As described above, according to the method of the present invention, by using a fluorinated crystalline metallosilicate as a solid catalyst, the life of the catalyst is long and the unsaturated carboxylic acid ester is produced in a high yield over a long period of time. It can be manufactured efficiently. Further, since the solid catalyst is used, separation and purification of the produced unsaturated carboxylic acid ester are facilitated.
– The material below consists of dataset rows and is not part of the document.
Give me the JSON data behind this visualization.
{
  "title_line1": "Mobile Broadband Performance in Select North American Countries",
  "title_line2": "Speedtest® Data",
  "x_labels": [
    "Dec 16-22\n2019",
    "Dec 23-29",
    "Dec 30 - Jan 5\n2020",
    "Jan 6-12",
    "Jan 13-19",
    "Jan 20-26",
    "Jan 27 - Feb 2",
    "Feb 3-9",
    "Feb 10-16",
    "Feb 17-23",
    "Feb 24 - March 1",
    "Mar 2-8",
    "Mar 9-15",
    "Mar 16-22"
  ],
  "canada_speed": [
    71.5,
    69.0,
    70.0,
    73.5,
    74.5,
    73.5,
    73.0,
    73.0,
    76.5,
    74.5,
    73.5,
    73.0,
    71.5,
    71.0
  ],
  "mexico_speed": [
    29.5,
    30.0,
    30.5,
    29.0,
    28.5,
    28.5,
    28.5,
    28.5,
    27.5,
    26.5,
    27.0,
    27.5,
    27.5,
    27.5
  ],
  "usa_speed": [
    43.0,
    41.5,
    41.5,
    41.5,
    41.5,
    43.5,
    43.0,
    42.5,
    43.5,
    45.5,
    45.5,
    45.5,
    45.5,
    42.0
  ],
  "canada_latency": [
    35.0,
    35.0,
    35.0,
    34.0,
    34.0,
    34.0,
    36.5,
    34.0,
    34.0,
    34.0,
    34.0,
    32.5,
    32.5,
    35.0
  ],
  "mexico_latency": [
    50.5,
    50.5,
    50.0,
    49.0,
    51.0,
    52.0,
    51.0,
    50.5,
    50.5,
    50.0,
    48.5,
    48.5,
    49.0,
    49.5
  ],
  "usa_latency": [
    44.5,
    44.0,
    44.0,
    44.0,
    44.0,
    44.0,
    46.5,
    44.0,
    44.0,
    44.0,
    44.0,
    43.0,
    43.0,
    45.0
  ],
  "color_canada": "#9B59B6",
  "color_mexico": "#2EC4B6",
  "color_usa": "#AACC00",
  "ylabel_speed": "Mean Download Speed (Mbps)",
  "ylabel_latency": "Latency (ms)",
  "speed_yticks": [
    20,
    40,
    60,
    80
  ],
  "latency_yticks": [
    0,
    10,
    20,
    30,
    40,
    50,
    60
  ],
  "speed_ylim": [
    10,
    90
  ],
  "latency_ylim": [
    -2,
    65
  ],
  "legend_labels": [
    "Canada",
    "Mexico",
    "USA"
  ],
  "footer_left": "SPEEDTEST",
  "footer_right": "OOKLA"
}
Therefore, according to the method of the present invention, an unsaturated carboxylic acid ester can be produced industrially advantageously at low cost. Further, the obtained unsaturated carboxylic acid ester can be effectively used as an industrial raw material for fibers, paints, adhesives and the like.

Claims (2)

[Claims] 1. When producing an unsaturated carboxylic acid ester from an unsaturated carboxylic acid and an olefin, Si / M ≧ 6 (atomic ratio) as a catalyst (wherein M is Al, Ga,
It is one or more metal atoms selected from B, Fe, Zn, Cr, Mn and In. 2.) A process for producing an unsaturated carboxylic acid ester, which comprises using a fluorinated crystalline metallosilicate obtained by fluorinating the crystalline metallosilicate according to 1) above. 2. The method for producing an unsaturated carboxylic acid ester according to claim 1, wherein a solvent composed of aromatic hydrocarbons is used.